それ気になりました! 「ベルセルク」の映像展開、今後どこまで続くのかしら!?と……。ガッツとセルピコ、正反対の性質を持った剣のバトルはものすごくワクワクします! セルピコにはもっと登場してもらいたいなぁ。でも結局、キャラの中では主人公のガッツが一番好きかもしれません。好きな作品は、たいてい主人公が一番好きなんです。
本物の「ダークファンタジー」とは、こういう作品のことを言うんです
──パートIの「ベルセルク 黄金時代篇I 覇王の卵」は劇場に足を運んでご覧になったそうですが、いかがでした?
マンガともTVシリーズとも一味違う贅沢で精密な作りで、とても見応えがあって面白かったです。あとTVシリーズのサントラが大好きだったので、またオープニングで平沢進さんの音楽が聴けてうれしかったですね。
──お気に入りのシーンはありましたか?
キャスカが「お前はあの頃と何も変わっちゃいない!」って叱責すると、ガッツが「俺はもうあの頃の俺じゃねえ!」って感情的に切り返すシーンが好きです。脚本のまとめ方がうまいなっていうのと、あんまり喋んないガッツに感情移入できるいいシーンだなぁと。

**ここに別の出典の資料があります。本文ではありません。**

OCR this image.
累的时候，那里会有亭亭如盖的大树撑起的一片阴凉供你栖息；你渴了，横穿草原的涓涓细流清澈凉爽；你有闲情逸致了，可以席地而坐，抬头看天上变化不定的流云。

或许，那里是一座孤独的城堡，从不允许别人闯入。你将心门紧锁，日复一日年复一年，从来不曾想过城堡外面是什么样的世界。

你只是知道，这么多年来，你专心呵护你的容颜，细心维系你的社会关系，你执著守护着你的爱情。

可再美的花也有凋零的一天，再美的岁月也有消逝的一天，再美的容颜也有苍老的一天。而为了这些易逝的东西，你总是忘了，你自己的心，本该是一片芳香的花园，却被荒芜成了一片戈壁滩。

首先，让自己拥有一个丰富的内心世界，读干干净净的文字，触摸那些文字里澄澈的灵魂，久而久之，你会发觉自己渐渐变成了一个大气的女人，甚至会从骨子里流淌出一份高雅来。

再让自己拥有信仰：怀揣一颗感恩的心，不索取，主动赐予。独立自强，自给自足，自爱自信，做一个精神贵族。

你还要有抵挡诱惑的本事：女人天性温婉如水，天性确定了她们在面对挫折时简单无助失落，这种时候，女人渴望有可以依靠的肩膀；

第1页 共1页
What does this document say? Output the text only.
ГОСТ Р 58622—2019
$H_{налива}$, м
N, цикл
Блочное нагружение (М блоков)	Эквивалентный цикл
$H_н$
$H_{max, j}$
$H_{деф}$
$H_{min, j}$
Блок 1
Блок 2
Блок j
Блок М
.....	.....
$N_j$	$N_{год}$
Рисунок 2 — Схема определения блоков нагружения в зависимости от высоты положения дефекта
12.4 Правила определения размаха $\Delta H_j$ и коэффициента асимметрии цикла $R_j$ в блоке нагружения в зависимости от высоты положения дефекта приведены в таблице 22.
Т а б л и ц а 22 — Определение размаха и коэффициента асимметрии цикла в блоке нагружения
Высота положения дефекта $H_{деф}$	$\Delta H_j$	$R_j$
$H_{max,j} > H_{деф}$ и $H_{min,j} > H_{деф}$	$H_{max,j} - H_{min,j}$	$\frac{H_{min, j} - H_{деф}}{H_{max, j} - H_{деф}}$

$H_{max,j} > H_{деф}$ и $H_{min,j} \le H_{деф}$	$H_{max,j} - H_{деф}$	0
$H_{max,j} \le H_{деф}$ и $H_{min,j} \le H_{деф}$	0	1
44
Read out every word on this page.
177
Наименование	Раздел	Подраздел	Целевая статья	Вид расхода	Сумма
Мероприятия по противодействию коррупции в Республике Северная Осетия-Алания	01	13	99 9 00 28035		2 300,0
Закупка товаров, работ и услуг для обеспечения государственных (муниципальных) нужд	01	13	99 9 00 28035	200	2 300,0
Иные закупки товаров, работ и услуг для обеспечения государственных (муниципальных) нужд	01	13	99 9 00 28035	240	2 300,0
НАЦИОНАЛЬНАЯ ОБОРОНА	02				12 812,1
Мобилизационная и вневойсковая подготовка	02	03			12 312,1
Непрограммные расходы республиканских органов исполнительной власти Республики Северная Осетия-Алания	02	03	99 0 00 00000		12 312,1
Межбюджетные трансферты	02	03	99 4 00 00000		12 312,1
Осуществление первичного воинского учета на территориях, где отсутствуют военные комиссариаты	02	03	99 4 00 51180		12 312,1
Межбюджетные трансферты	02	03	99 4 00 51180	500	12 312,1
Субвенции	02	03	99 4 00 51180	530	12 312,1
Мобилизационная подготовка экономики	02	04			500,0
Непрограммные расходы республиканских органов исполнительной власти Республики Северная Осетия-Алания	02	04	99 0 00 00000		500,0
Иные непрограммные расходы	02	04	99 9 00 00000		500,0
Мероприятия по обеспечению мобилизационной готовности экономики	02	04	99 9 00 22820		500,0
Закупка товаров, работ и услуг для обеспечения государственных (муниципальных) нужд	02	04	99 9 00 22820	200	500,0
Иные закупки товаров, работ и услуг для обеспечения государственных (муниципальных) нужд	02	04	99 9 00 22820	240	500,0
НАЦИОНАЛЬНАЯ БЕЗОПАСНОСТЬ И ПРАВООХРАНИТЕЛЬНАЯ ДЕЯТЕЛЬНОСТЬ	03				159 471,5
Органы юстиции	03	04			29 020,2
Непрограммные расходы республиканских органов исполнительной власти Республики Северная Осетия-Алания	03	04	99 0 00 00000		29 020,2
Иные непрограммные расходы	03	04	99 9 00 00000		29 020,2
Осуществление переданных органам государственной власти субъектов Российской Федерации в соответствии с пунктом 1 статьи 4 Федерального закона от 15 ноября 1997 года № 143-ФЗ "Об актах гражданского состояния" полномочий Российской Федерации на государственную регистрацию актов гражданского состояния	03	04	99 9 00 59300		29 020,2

冒頭のバズーソやゾッド、ガッツが鷹の団と初めて一戦交えるあたりのアクションも、さまざまな動きがすごく丁寧に描写されててワクワクしました。あと、ガッツの視点でのトラウマ回想シーンも印象的でしたね。
──わ、たくさん挙げていただいて! 隅々まで凝視されてたんですね。今回公開されるパートIIではガッツとグリフィスの訣別、冬公開のパートIIIではショッキングな「蝕」のシーンがいよいよ登場します。どのようなアニメ化を期待しますか。
TV bros.(東京ニュース通信社)のインタビューかなにかで、(窪岡)監督が「逃げない!」ってことと、「パートIIIでは、お客さんには後味悪く帰っていただく」というようなことを仰っていたかと思うのですが、その覚悟が、熱いな!ロックだな!(笑)と思ったんです。どのくらいまで“攻めて”こられるのか、そこをものすごく楽しみにさせていただきます!
──この映画で初めて「ベルセルク」に触れる若い世代も多いと思います。最後に、まだこの作品を知らない人にも届くよう、「ベルセルク」への熱いラブコールをお願いします。
私が今描いているマンガは、たまに「ダークファンタジー」って形容していただくことがあったのですが、それがいっつも、違うよなー恥ずかしいなーと思ってました。なぜなら本当の「ダークファンタジー」マンガとは、「ベルセルク」を置いてほかにないから。「ダークファンタジー」とは、こういう作品のことを言うんです! 本物の「ダークファンタジー」とアクションが見たければ、「ベルセルク」を観て、読んでみてほしいですね。